But Pierre was not heeding the woman. For several seconds he had been gazing intently at what was passing a few paces from him. He was looking at the Armenian family and two French soldiers, who had approached them. One of these soldiers, a nimble, little man, was dressed in a blue coat, with a cord tied round for a belt. He had a night-cap on his head, and his feet were bare. Another, whose appearance struck Pierre particularly, was a long, round-shouldered, fair-haired, thin man, with ponderous movements and an idiotic expression of face. He was dressed in a frieze tunic, blue trousers and big, torn, high boots. The little bare-footed Frenchman in the blue coat, on going up to the Armenians, said something, and at once took hold of the old man’s legs, and the old man began immediately in haste pulling off his boots. The other soldier in the tunic stopped facing the beautiful Armenian girl, with his hands in his pockets, and stared at her without speaking or moving.

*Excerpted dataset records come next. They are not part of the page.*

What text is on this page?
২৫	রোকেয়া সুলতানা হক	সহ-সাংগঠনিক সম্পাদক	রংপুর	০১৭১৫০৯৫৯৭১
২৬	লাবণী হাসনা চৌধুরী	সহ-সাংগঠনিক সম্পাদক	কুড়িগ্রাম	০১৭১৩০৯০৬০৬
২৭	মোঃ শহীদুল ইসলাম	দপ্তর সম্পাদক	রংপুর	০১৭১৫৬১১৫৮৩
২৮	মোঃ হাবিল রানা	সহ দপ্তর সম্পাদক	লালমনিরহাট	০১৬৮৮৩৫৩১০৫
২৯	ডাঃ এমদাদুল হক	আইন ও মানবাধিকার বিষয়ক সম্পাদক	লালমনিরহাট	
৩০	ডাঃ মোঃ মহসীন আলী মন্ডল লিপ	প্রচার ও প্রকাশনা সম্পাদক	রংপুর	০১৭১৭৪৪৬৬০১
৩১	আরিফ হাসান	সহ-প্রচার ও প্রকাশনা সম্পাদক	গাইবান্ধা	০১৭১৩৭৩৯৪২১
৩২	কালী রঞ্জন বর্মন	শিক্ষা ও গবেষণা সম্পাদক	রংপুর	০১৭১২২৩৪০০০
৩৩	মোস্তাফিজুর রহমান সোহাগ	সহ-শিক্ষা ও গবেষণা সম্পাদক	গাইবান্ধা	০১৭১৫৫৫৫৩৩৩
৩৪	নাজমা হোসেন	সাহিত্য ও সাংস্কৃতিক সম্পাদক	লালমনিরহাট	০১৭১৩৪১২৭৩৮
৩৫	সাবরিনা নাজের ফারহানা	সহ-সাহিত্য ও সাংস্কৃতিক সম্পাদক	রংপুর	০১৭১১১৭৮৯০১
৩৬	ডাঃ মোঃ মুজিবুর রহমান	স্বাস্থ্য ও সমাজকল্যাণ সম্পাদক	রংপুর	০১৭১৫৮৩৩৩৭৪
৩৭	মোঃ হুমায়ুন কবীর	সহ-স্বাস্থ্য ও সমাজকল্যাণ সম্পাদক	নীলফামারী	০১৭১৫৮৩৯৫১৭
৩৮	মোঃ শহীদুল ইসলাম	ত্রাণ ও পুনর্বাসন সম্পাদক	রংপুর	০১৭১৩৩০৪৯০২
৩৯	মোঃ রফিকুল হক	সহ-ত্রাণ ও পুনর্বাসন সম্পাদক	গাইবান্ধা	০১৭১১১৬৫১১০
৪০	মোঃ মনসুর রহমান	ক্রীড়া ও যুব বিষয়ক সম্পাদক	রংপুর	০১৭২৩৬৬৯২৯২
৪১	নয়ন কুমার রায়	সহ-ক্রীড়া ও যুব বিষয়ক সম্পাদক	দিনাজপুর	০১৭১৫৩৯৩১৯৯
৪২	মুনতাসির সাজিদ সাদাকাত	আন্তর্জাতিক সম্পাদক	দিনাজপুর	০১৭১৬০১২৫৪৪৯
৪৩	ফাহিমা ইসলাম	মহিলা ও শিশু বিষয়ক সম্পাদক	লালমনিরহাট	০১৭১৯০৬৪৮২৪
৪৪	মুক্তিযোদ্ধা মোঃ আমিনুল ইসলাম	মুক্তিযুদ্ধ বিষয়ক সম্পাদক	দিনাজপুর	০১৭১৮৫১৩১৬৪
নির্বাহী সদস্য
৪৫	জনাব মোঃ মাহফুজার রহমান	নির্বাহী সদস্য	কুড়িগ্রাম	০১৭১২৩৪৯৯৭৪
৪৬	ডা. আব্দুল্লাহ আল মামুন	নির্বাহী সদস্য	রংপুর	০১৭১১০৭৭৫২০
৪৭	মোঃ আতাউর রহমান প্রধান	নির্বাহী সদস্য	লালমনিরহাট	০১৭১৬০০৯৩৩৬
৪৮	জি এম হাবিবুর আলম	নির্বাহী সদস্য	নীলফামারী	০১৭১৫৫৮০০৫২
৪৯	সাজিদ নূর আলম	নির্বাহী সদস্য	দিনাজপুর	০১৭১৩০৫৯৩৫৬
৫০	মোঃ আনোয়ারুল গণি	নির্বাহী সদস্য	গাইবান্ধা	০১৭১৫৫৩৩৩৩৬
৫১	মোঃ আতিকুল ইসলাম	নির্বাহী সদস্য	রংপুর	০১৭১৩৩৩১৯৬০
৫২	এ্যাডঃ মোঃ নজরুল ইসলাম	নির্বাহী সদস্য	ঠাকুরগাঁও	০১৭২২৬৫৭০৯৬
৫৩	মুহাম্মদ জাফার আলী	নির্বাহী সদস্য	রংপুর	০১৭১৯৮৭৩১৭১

“Take it, take the child,” said Pierre, handing the child to the peasant woman, and speaking with peremptory haste. “You give her to them, you take her,” he almost shouted to the woman, setting the screaming child on the ground, and looking round again at the Frenchmen and the Armenian family. The old man was by now sitting barefoot. The little Frenchman had just taken the second boot from him, and was slapping the boots together. The old man was saying something with a sob, but all that Pierre only saw in a passing glimpse. His whole attention was absorbed by the Frenchman in the tunic, who had meanwhile, with a deliberate, swinging gait, moved up to the young woman, and taking his hands out of his pockets, caught hold of her neck.

The beautiful Armenian still sat in the same immobile pose, with her long lashes drooping, and seemed not to see and not to feel what the soldier was doing to her.

While Pierre ran the few steps that separated him from the Frenchman, the long soldier in the tunic had already torn the necklace from the Armenian beauty’s neck, and the young woman, clutching at her neck with both hands, screamed shrilly.

“Let that woman alone!” Pierre roared in a voice hoarse with rage, and seizing the long, stooping soldier by the shoulders he shoved him away. The soldier fell down, got up, and ran away. His comrade, dropping the boots, pulled out his sword, and moved up to Pierre in a menacing attitude.

Voyons, pas de bêtises!” he shouted.

Pierre was in that transport of frenzy in which he remembered nothing, and his strength was increased tenfold. He dashed at the barefoot Frenchman, and before he had time to draw his cutlass, he knocked him down, and was pommelling him with his fists Shouts of approval were heard from the crowd around, and at the same time a patrol of French Uhlans came riding round the corner. The Uhlans trotted up to Pierre, and the French soldiers surrounded him. Pierre had no recollection of what followed. He remembered that he beat somebody, and was beaten, and that in the end he found that his hands were tied, that a group of French soldiers were standing round him, ransacking his clothes.

“Lieutenant, he has a dagger,” were the first words Pierre grasped the meaning of.

“Ah, a weapon,” said the officer, and he turned to the barefoot soldier, who had been taken with Pierre. “Very good, very good; you can tell all your story at the court-martial,” said the officer. And then he turned to Pierre: “Do you know French?”

Pierre looked about him with bloodshot eyes, and made no reply. Probably his face looked very terrible; for the officer said something in a whisper, and four more Uhlans left the rest, and stationed themselves both sides of Pierre.

“Do you speak French?” the officer, keeping his distance, repeated the question. “Call the interpreter.” From the ranks a little man came forward, in a Russian civilian dress. Pierre, from his dress and speech, at once recognised in him a French shopman from some Moscow shop.